CPE generates a RSA key pair and stores this in non-volatile memory. CPE generates DHCPv6 Prefix Delegation request which includes a KEY-RDATA option (code point TBA) which contains a the rdata of a DNS KEY record containing a RSASHA256 key using the public components of the previously generated RSA key pair. DHCP server updates DNS server based on the prefix it is delegating and the KEY-RDATA using TSIG for authentication and responds with prefix. If this is a new prefix delegation it will clear out all the old DNS records as part of the delegation processs. If there are multiple prefixes being delegated the ISP's DNS server will be updated for all of them.

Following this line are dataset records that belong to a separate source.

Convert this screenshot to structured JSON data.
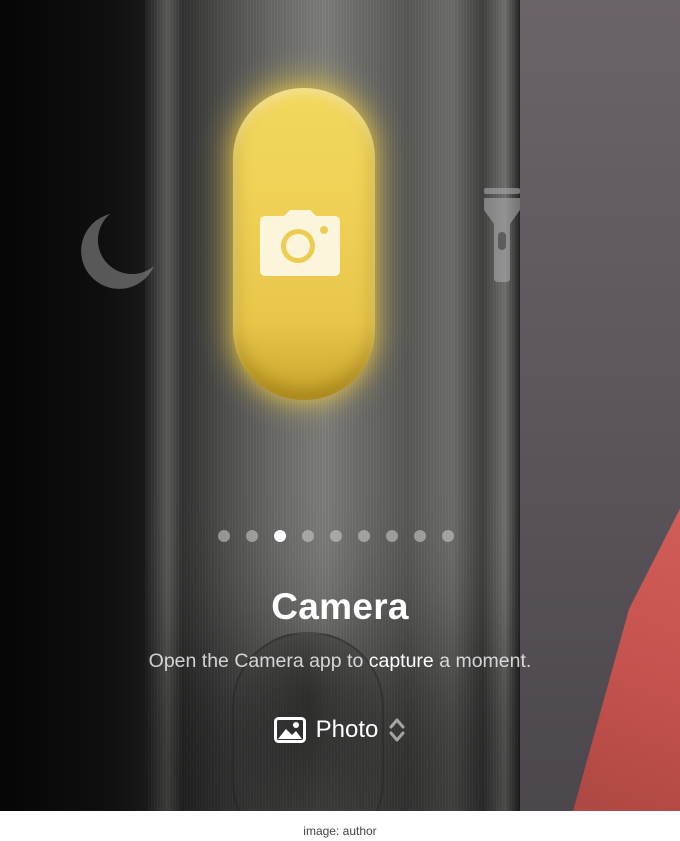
{
  "feature": {
    "title": "Camera",
    "subtitle_prefix": "Open the Camera app to ",
    "subtitle_emphasis": "capture",
    "subtitle_suffix": " a moment."
  },
  "pager": {
    "total": 9,
    "active_index": 2
  },
  "mode_selector": {
    "icon": "photo-icon",
    "label": "Photo",
    "chevron": "up-down-chevron-icon"
  },
  "icons": {
    "center": "camera-icon",
    "left": "moon-icon",
    "right": "flashlight-icon"
  },
  "colors": {
    "button_yellow": "#efd055",
    "button_glow": "#ffdc46",
    "accent_red": "#d9645e"
  },
  "caption": "image: author"
}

The CPE device configures the nameserver built in to it to server the reverse of the delegated prefixes. Alternatively it may configure other nameservers to server these zones however the method to do that is out of scope for this document. CPE device generates DNS UPDATE which delegates the reverse name space to itself and others if they have been configured. The CPE uses SIG(0) to sign the request with owner name matching the reverse of the delegated prefix. The ISP's DNS server is configured to accept self signed requests (the owner name used in the SIG(0) signature matches the owner name of the data to be updated). It examines the request. Looks at the KEY record added by the DHCPv6 server and decides the request is valid.

The UPDATE requests are all signed. This is a proven method for securing UPDATE requests in the DNS. As a RSA key is being used there is no issue with the key material being in the clear. Only the CPE device and the ISP itself is capable of creating, updating or destroying the delegation.